Breaking Down Accounting Records Retention Guidelines

Posted by Larry Karatsoreos on Mar 13, 2015 9:35:00 AM
breaking down accounting record retention guidelinesKeeping your financial house in order does not end after an accountant finalizes their statements, tax returns, or other documents. The federal government has a set of accounting records retention guidelines that must be adhered to and each type of accounting document has different requirements that your team should be aware of. Not adhering to these guidelines can make it more difficult for your company to:
  • Pass tax audits
  • Successfully submit an amended tax return
  • Win legal battles
  • Successfully refute allegations of fraud by the government
That being said, here is a breakdown of the accounting records retention guidelines for each type of record:
  • Auditor's reports - forever
  • Annual financial reports - forever
  • Cancelled checks - forever
  • General journal - forever
  • Fixed asset records - forever
  • General ledger - forever
  • Purchase journal - forever
  • Payroll journal - forever
  • Fiscal year end trial balance - forever
  • Financial statements - forever
  • Actuarial reports - forever
  • Information returns - forever
  • Canada Revenue Agency correspondence - forever
  • Investment reports - forever
  • Bank statements/deposit slips - 7 years
  • Payment records - 7 years
  • Sales and revenue records - 7 years
  • Expense reports - 7 years
  • Inventory listings - 7 years
  • Accounts payable - 7 years
  • Accounts receivable - 7 years
  • Depreciation schedules - 7 years
  • Purchases and purchase orders - 7 years
  • Tax returns - 6 years
  • Bank Reconciliations - 3 years

Keep in mind that these are minimum record retention guidelines. Unless otherwise noted by the government, you can retain all of your accounting records forever.

 

Don't make accounting record retention more of a burden than it has to be

Knowing how long you have to retain accounting documents is only half the battle. Now you have to find a way to manage it all. Trying to keep up with all of these accounting documents for periods that vary between several years to forever can seem like an overwhelming task for the most organized accounting team. You can significantly reduce the burden created by accounting records retention guidelines by streamlining your entire document management process with the following steps:

Stop hoarding paper

No matter how organized your filing system is, sorting through hundreds of pounds of paperwork is time consuming. Instead of trying to find the space to file away more general journal entries, stop using paper. Switch to digital documents for your future accounting endeavors.
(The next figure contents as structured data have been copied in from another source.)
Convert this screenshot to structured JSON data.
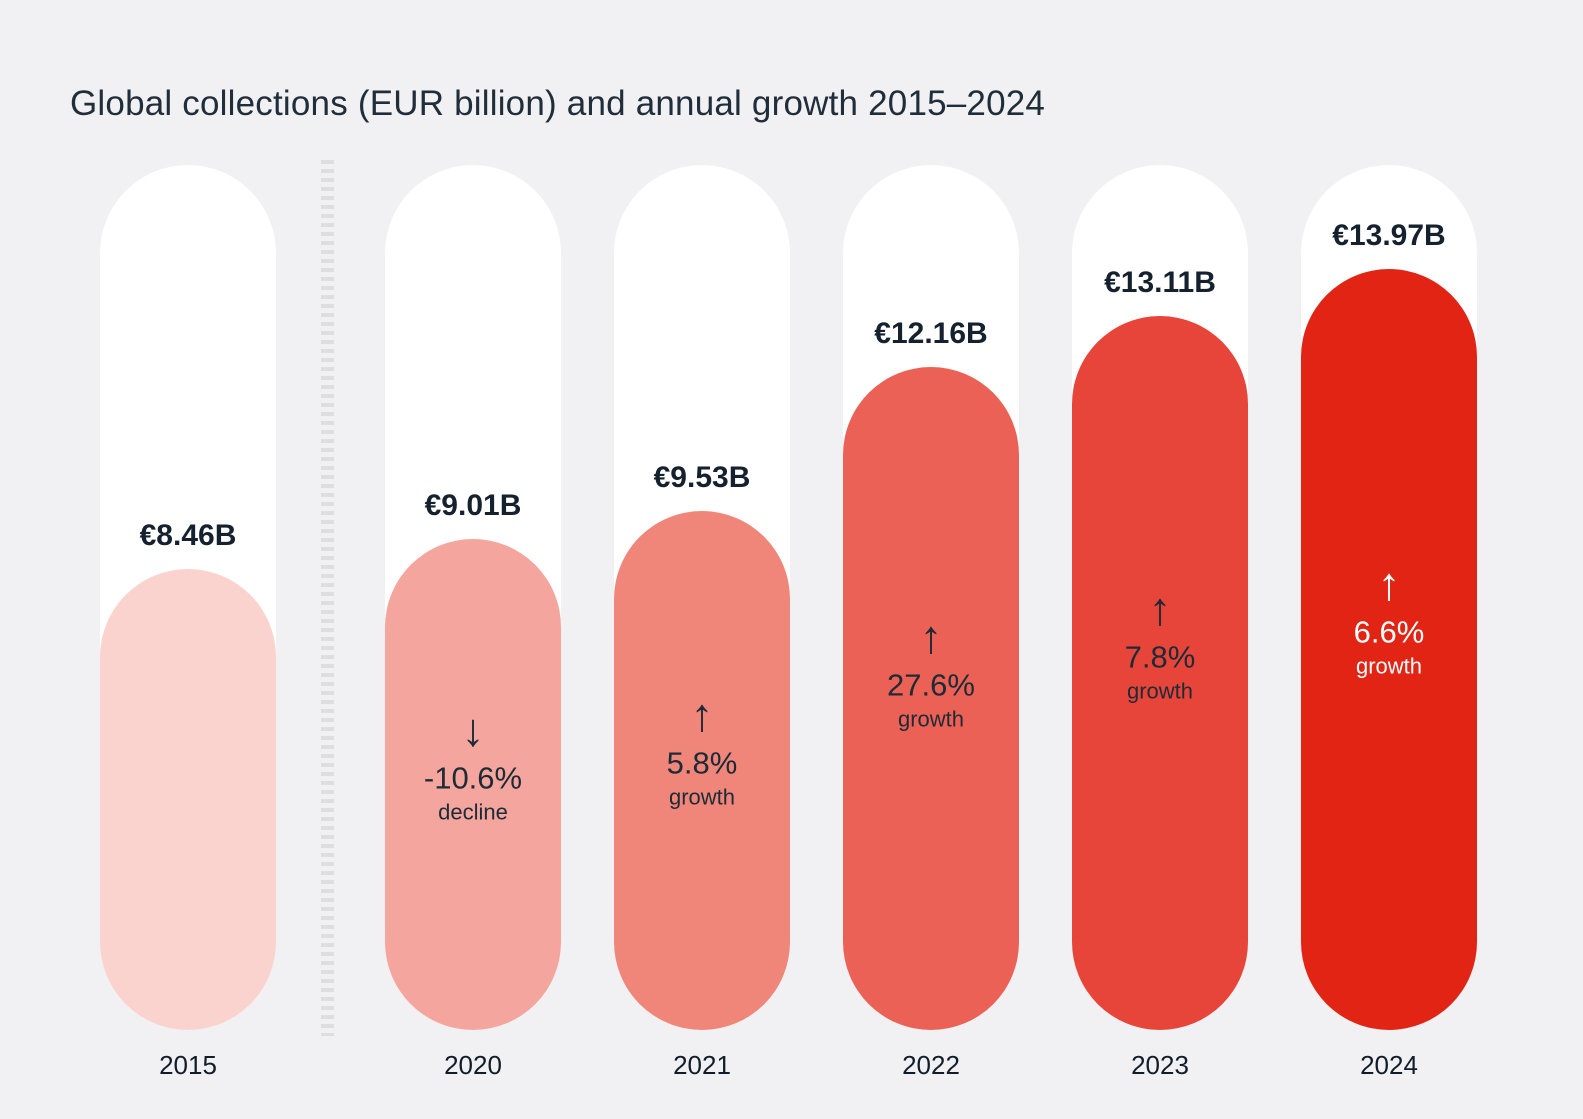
{
  "page": {
    "background_color": "#f1f0f2"
  },
  "title": "Global collections (EUR billion) and annual growth 2015–2024",
  "chart_data": {
    "type": "bar",
    "title": "Global collections (EUR billion) and annual growth 2015–2024",
    "unit": "EUR billion",
    "categories": [
      "2015",
      "2020",
      "2021",
      "2022",
      "2023",
      "2024"
    ],
    "values": [
      8.46,
      9.01,
      9.53,
      12.16,
      13.11,
      13.97
    ],
    "value_labels": [
      "€8.46B",
      "€9.01B",
      "€9.53B",
      "€12.16B",
      "€13.11B",
      "€13.97B"
    ],
    "growth_percent": [
      null,
      -10.6,
      5.8,
      27.6,
      7.8,
      6.6
    ],
    "growth_labels": [
      null,
      "-10.6%",
      "5.8%",
      "27.6%",
      "7.8%",
      "6.6%"
    ],
    "growth_words": [
      null,
      "decline",
      "growth",
      "growth",
      "growth",
      "growth"
    ],
    "arrows": [
      null,
      "down",
      "up",
      "up",
      "up",
      "up"
    ],
    "bar_colors": [
      "#fad3cf",
      "#f4a59d",
      "#f0867a",
      "#ec6156",
      "#e8453a",
      "#e22415"
    ],
    "annotation_colors": [
      null,
      "#1d2b36",
      "#1d2b36",
      "#1d2b36",
      "#1d2b36",
      "#ffffff"
    ],
    "track_color": "#ffffff",
    "axis_break_after_category": "2015",
    "ylim": [
      0,
      15.9
    ],
    "grid": false,
    "legend": false
  }
}
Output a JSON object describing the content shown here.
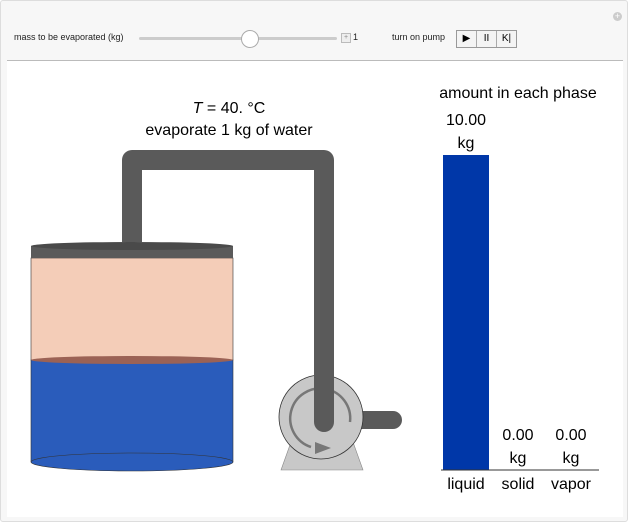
{
  "controls": {
    "mass_label": "mass to be evaporated (kg)",
    "mass_value": "1",
    "mass_slider_fraction": 0.55,
    "pump_label": "turn on pump",
    "play": "▶",
    "pause": "II",
    "reset": "K|"
  },
  "graphic": {
    "title_var": "T",
    "title_rest": " = 40. °C",
    "subtitle": "evaporate 1 kg of water",
    "chart_title": "amount in each phase",
    "phases": [
      {
        "label": "liquid",
        "value": "10.00",
        "unit": "kg",
        "amount": 10.0
      },
      {
        "label": "solid",
        "value": "0.00",
        "unit": "kg",
        "amount": 0
      },
      {
        "label": "vapor",
        "value": "0.00",
        "unit": "kg",
        "amount": 0
      }
    ],
    "colors": {
      "liquid": "#2a5cbb",
      "vapor_space": "#f4cdb8",
      "bar": "#0037a8",
      "pipe": "#5a5a5a",
      "pump": "#c8c8c8"
    }
  }
}
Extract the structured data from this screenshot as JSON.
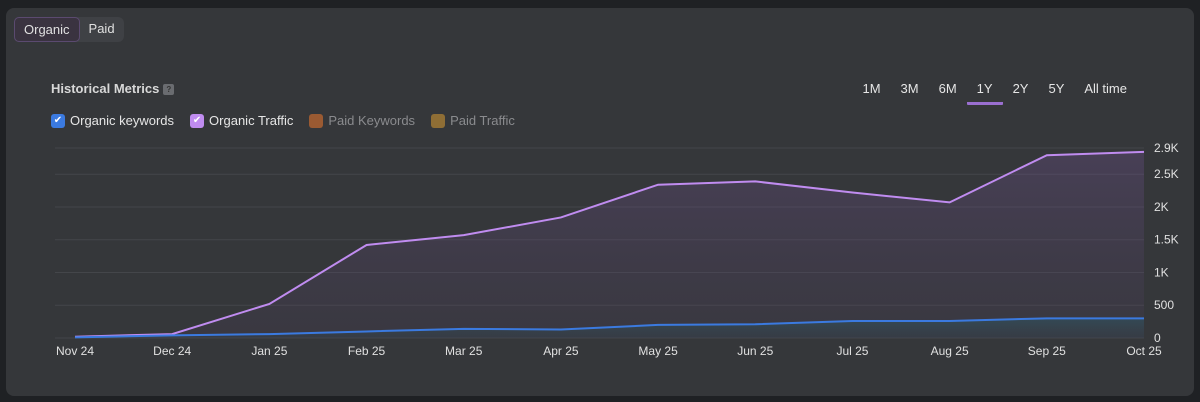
{
  "tabs": [
    "Organic",
    "Paid"
  ],
  "title": "Historical Metrics",
  "help": "?",
  "legend": [
    {
      "label": "Organic keywords",
      "color": "#3b7ae0",
      "checked": true
    },
    {
      "label": "Organic Traffic",
      "color": "#c08cf0",
      "checked": true
    },
    {
      "label": "Paid Keywords",
      "color": "#9a5a32",
      "checked": false
    },
    {
      "label": "Paid Traffic",
      "color": "#8f6e35",
      "checked": false
    }
  ],
  "ranges": [
    "1M",
    "3M",
    "6M",
    "1Y",
    "2Y",
    "5Y",
    "All time"
  ],
  "active_range": "1Y",
  "chart_data": {
    "type": "line",
    "categories": [
      "Nov 24",
      "Dec 24",
      "Jan 25",
      "Feb 25",
      "Mar 25",
      "Apr 25",
      "May 25",
      "Jun 25",
      "Jul 25",
      "Aug 25",
      "Sep 25",
      "Oct 25"
    ],
    "series": [
      {
        "name": "Organic Traffic",
        "color": "#c08cf0",
        "values": [
          20,
          60,
          520,
          1420,
          1570,
          1840,
          2340,
          2390,
          2220,
          2070,
          2790,
          2840
        ]
      },
      {
        "name": "Organic keywords",
        "color": "#3b7ae0",
        "values": [
          10,
          40,
          60,
          100,
          140,
          130,
          200,
          210,
          260,
          260,
          300,
          300
        ]
      }
    ],
    "yticks": [
      0,
      500,
      1000,
      1500,
      2000,
      2500,
      2900
    ],
    "ytick_labels": [
      "0",
      "500",
      "1K",
      "1.5K",
      "2K",
      "2.5K",
      "2.9K"
    ],
    "ylim": [
      0,
      2900
    ],
    "grid": true
  }
}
Keep in mind that the federal government has put in place records management legislation that makes using digital documents easier. As you make the switch, be sure to have your current accounting documents professionally converted to digital files. You can also have all of your data captured and indexed -- no matter how bad the handwriting on your documents is. This way, everything will be accessible via the same channel.

Use the tools available to you to make document management easier

Switching to digital accounting records is great, but if you are simply placing everything in arbitrarily defined folders, then you will still have to sift through a lot of files to access specific accounting records. Make sure that you implement a proper document management system that will make accessing your accounting records as easy as doing a quick Google search. This can also reduce the likelihood of accidental record destruction by automatically making certain types of files read only within their retention period.

*Note: if an accounting record is accidentally lost or destroyed, be sure to immediately notify a relevant government agency

 

Pre-emptively preparing for accounting records retention guidelines will put your entire company in a better position

You should not have to worry about whether or not an accounting document is destroyed or lost before its time. A knowledge of the guidelines and a streamlined accounting document management system will prevent this from happening.